Companies such as Hannaford that have done well with self-service succeed by following six simple rules, which they derived from their own and others’ mistakes. Learn from them, and you can fix what ails your own self-service systems—or even get them right the first time.

Rule #1 Provide a Benefit to Customers

Self-service has to make something faster, cheaper or better for customers, says Sam Israelit, a Bain & Co. partner and retail IT strategy expert. “If it doesn’t do one of those three,” he says, “you’re wasting your money.”

For instance, kiosks that the Mayo Clinic once installed in Target stores in Arizona offered consumers little to no value. The kiosks were intended to sell books, newsletters and a CD for kids about anatomy. Yet instead of setting up the kiosk to demonstrate the CD or let consumers swipe their cards to order one, Mayo just displayed the CDs and books on a rack. Meanwhile, the clinic squandered the kiosk screen: Set up to provide health information to customers, it spewed out too much data. The “coughs and colds” entry, for instance, included a 12-page, single-spaced list of over-the-counter and prescription medications. After four months, Mayo Clinic pulled the plug.

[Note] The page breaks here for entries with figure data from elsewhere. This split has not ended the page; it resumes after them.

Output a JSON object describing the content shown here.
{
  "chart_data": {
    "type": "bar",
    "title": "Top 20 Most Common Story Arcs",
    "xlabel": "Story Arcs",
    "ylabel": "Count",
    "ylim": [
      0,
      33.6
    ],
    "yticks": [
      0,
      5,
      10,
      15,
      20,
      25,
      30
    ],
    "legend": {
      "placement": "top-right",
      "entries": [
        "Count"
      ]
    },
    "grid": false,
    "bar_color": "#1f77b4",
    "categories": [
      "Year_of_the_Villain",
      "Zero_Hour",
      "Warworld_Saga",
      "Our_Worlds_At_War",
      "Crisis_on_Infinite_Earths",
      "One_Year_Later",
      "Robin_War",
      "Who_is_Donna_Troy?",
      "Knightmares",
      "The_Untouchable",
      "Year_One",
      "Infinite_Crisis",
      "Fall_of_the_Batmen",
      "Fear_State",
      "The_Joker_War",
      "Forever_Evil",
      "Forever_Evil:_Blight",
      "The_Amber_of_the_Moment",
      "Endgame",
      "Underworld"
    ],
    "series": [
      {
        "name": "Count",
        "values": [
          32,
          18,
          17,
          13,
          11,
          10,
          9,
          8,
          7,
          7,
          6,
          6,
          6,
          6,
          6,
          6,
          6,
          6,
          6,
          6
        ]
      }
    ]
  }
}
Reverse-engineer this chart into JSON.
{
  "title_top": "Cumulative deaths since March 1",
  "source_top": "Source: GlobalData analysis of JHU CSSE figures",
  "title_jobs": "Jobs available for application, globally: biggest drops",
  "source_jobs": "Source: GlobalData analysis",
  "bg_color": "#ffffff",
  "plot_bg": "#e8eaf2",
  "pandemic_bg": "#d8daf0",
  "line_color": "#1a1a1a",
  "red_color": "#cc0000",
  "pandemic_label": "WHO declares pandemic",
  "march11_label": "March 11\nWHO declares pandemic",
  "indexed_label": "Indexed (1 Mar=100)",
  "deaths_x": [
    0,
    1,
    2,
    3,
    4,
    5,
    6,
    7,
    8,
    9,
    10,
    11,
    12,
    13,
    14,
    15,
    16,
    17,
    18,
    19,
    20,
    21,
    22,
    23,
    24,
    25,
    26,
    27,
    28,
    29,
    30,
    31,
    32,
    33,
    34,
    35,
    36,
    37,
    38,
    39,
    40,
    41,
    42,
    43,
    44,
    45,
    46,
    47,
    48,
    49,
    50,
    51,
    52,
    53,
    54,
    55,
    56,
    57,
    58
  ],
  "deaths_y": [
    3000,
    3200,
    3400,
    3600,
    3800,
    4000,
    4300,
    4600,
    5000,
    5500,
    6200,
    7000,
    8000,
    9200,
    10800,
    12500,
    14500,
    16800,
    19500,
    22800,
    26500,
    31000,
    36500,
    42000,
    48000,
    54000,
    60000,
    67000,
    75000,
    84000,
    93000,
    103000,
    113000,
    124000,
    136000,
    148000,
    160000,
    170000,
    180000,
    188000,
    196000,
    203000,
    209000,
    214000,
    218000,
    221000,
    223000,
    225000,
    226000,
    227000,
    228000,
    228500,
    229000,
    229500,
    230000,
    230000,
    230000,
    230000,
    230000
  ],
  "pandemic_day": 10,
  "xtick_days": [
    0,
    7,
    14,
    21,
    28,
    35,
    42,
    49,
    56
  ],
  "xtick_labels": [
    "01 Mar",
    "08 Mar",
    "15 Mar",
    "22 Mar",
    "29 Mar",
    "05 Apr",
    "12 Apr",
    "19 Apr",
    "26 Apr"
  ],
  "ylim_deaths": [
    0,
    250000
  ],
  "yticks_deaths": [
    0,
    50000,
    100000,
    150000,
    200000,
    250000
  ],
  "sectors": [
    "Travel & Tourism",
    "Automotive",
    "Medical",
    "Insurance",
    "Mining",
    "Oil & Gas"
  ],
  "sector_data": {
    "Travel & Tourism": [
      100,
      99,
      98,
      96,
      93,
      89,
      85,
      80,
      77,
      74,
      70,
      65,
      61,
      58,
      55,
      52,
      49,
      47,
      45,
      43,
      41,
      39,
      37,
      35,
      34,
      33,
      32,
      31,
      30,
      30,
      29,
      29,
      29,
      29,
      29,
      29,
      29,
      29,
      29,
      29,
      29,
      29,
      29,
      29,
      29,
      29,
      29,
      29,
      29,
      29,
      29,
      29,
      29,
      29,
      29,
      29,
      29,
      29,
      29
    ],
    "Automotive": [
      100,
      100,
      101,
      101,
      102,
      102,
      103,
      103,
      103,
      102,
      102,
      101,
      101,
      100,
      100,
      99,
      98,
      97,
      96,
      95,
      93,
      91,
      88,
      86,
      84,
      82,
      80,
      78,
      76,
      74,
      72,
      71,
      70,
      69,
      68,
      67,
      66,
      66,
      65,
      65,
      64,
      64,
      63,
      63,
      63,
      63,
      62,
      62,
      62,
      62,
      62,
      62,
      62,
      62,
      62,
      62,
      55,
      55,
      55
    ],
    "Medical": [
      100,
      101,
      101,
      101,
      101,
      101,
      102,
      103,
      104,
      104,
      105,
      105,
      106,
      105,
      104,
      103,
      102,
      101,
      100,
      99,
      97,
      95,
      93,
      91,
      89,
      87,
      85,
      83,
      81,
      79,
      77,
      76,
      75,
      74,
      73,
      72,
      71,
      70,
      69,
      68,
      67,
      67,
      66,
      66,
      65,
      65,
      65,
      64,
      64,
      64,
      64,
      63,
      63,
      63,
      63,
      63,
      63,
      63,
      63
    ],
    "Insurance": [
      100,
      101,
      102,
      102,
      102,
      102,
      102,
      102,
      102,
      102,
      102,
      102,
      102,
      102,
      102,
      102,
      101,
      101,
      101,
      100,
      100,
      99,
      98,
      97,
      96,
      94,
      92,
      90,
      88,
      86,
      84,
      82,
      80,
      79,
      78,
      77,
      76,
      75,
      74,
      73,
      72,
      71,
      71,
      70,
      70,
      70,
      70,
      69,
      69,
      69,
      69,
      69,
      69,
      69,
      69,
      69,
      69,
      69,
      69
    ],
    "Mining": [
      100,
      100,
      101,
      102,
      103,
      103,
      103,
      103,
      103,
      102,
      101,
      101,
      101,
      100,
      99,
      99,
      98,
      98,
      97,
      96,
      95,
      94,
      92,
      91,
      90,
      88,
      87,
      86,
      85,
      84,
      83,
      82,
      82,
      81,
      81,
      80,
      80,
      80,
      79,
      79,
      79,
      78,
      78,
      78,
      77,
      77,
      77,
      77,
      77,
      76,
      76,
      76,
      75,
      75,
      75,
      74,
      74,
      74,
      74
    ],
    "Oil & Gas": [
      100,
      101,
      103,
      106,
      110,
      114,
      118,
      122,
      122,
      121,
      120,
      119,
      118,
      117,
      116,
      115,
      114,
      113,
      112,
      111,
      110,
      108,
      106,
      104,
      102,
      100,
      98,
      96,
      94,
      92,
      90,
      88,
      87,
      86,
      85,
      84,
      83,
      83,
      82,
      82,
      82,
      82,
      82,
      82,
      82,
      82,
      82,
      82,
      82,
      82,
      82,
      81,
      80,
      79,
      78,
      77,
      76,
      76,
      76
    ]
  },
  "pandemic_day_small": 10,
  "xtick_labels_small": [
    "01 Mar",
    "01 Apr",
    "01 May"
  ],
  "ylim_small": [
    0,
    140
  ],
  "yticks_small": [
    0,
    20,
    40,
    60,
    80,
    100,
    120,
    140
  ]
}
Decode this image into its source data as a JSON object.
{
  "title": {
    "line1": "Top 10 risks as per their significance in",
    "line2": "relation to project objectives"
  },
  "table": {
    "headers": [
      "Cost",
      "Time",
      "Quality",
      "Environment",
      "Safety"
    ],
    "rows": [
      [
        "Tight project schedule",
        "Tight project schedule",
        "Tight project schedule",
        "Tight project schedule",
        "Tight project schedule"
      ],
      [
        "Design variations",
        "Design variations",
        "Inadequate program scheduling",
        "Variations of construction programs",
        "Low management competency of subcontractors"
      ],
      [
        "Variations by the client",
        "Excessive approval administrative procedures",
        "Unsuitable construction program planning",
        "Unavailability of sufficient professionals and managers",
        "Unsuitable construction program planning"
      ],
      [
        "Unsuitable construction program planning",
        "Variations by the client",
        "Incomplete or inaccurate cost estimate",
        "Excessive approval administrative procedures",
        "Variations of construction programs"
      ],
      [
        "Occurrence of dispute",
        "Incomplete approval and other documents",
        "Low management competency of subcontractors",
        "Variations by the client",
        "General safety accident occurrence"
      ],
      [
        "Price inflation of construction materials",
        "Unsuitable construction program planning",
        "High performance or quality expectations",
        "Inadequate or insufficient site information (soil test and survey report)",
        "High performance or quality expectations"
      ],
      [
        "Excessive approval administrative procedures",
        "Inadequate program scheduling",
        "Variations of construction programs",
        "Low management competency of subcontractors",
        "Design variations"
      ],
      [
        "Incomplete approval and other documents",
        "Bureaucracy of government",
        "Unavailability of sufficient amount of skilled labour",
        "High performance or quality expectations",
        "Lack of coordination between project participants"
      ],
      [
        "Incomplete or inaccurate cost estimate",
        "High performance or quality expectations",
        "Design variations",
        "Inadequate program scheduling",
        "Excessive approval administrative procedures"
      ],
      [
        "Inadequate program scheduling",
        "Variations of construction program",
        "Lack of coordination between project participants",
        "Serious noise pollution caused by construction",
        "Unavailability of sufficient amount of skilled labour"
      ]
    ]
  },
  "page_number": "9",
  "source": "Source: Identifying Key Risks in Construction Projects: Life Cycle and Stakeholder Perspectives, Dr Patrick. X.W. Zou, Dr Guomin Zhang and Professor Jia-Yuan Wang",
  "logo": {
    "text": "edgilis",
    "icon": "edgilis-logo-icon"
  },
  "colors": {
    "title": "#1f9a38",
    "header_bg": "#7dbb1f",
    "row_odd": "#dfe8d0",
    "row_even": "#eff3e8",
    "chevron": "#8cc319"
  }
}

On the other hand, airline passengers are willing to use kiosks to avoid long lines. Although a check-in agent will beat a kiosk user in a time trial, kiosks make it possible for multiple simultaneous check-ins, which make for shorter lines. “The time the customer has invested from the time they arrive at the counter to the time they go to the gate is shorter, even though individual transactions can be longer,” says Rocky Wiggins, CIO of AirTran Airways. In some cases, even the perception that self-service technology saves time is enough to get customers happily using it. Homa says that customers think Hannaford’s self-checkout is speedier, even though cashiers generally scan more than four times as many items a minute as the average customer. “Customers are busy scanning and not waiting,” he says, “so it just seems faster.”